Risk Score Comprises 6 Values
The scoring system assigns point values to 6 factors: baseline global longitudinal strain greater than –15%, left ventricular ejection fraction less than 50%, preexisting CV disease, AML, anthracycline dose of 250 mg/m2 or greater, and age greater than 60 years (Table).1 Patients were then divided by scores into low (0-6 points), moderate (7-13 points), and high (14-21 points) risk groups.
Overall, the 1-year estimated cumulative incidence of HF for the low-, moderate-, and high-risk groups was 1.0%, 13.6%, and 35.0%, respectively.
The risk of HF and noncardiac mortality was found to be higher in patients with AML (11.6% and 52.8%, respectively) than in those with ALL (3.4% and 34.9%; P <.001). Contributing factors to this finding included greater doses of anthracyclines in patients with AML and that patients in the AML group tended to be older. After adjusting for these risk factors, however, patients with AML still faced a greater risk of symptomatic HF (HR, 2.77; 95% CI, 1.01-7.63; P = .048).

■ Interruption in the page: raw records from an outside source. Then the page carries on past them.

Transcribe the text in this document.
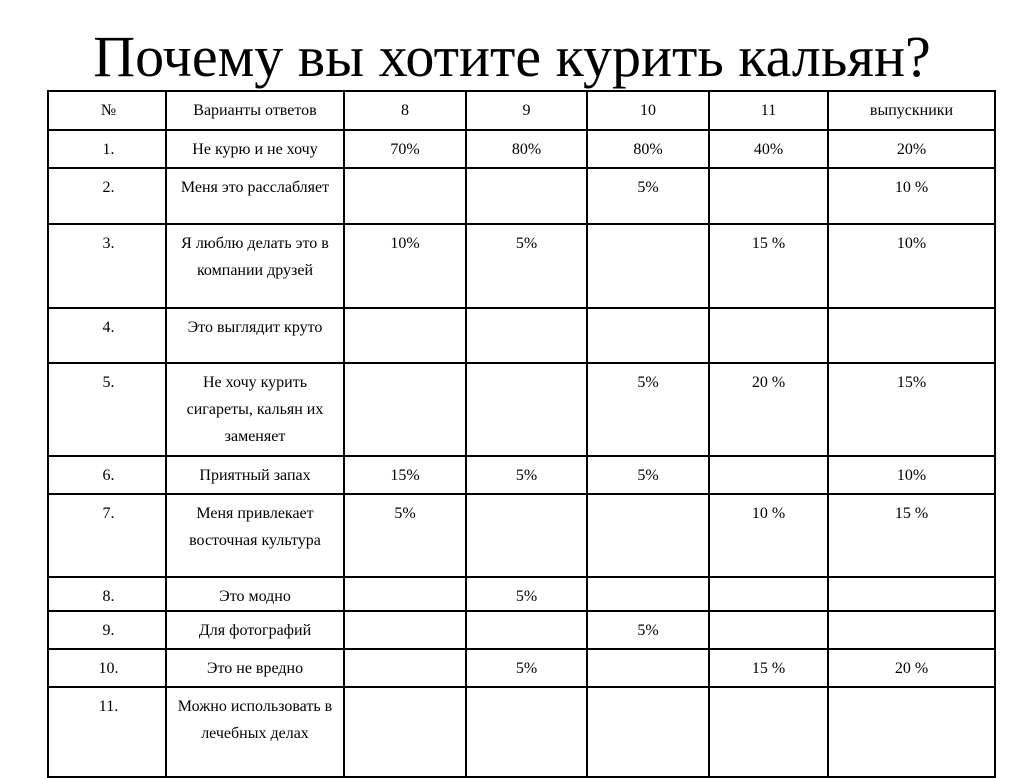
Почему вы хотите курить кальян?
№	Варианты ответов	8	9	10	11	выпускники
1.	Не курю и не хочу	70%	80%	80%	40%	20%
2.	Меня это расслабляет			5%		10 %
3.	Я люблю делать это в компании друзей	10%	5%		15 %	10%
4.	Это выглядит круто					
5.	Не хочу курить сигареты, кальян их заменяет			5%	20 %	15%
6.	Приятный запах	15%	5%	5%		10%
7.	Меня привлекает восточная культура	5%			10 %	15 %
8.	Это модно		5%			
9.	Для фотографий			5%		
10.	Это не вредно		5%		15 %	20 %
11.	Можно использовать в лечебных делах					
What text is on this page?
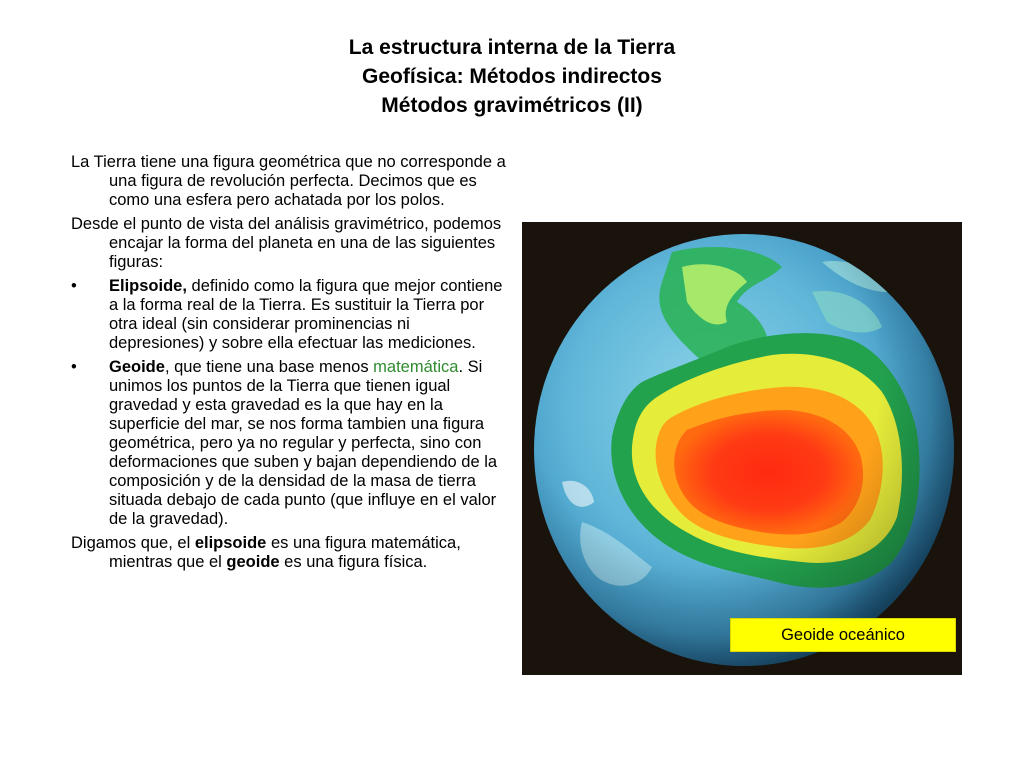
La estructura interna de la Tierra
Geofísica: Métodos indirectos
Métodos gravimétricos (II)

La Tierra tiene una figura geométrica que no corresponde a una figura de revolución perfecta. Decimos que es como una esfera pero achatada por los polos.

Desde el punto de vista del análisis gravimétrico, podemos encajar la forma del planeta en una de las siguientes figuras:

•	Elipsoide, definido como la figura que mejor contiene a la forma real de la Tierra. Es sustituir la Tierra por otra ideal (sin considerar prominencias ni depresiones) y sobre ella efectuar las mediciones.
•	Geoide, que tiene una base menos matemática. Si unimos los puntos de la Tierra que tienen igual gravedad y esta gravedad es la que hay en la superficie del mar, se nos forma tambien una figura geométrica, pero ya no regular y perfecta, sino con deformaciones que suben y bajan dependiendo de la composición y de la densidad de la masa de tierra situada debajo de cada punto (que influye en el valor de la gravedad).

Digamos que, el elipsoide es una figura matemática, mientras que el geoide es una figura física.

Geoide oceánico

For patients with ALL, investigators modified the risk score to exclude an AML diagnosis. Using a 17-point formula, investigators estimated the cumulative risk of HF incidence at 1 year in patients with ALL at less than 0.1% for the low-risk group, 3.6% for the moderate-risk group, and 17.0% for the high-risk cohort (P <.001).
An exploratory analysis was also conducted to show the relationship between risk score and overall mortality. It was discovered that the risk score was associated with all-cause death (HR, 1.36; 95% CI, 1.23-1.50; P <.001). Patients in low-risk to moderate-risk groups had a greater overall survival time than high-risk patients (P <.001). Only global longitudinal strain greater than –15% was found to be independently related to all-cause death (HR, 1.73; 95% CI, 1.30-2.31; P <.001).
Limitations of the study include the fact that it was conducted at a single center and that the score has not been validated in a separate cohort, investigators said. A large prospective, multicenter study is needed to further validate the formula.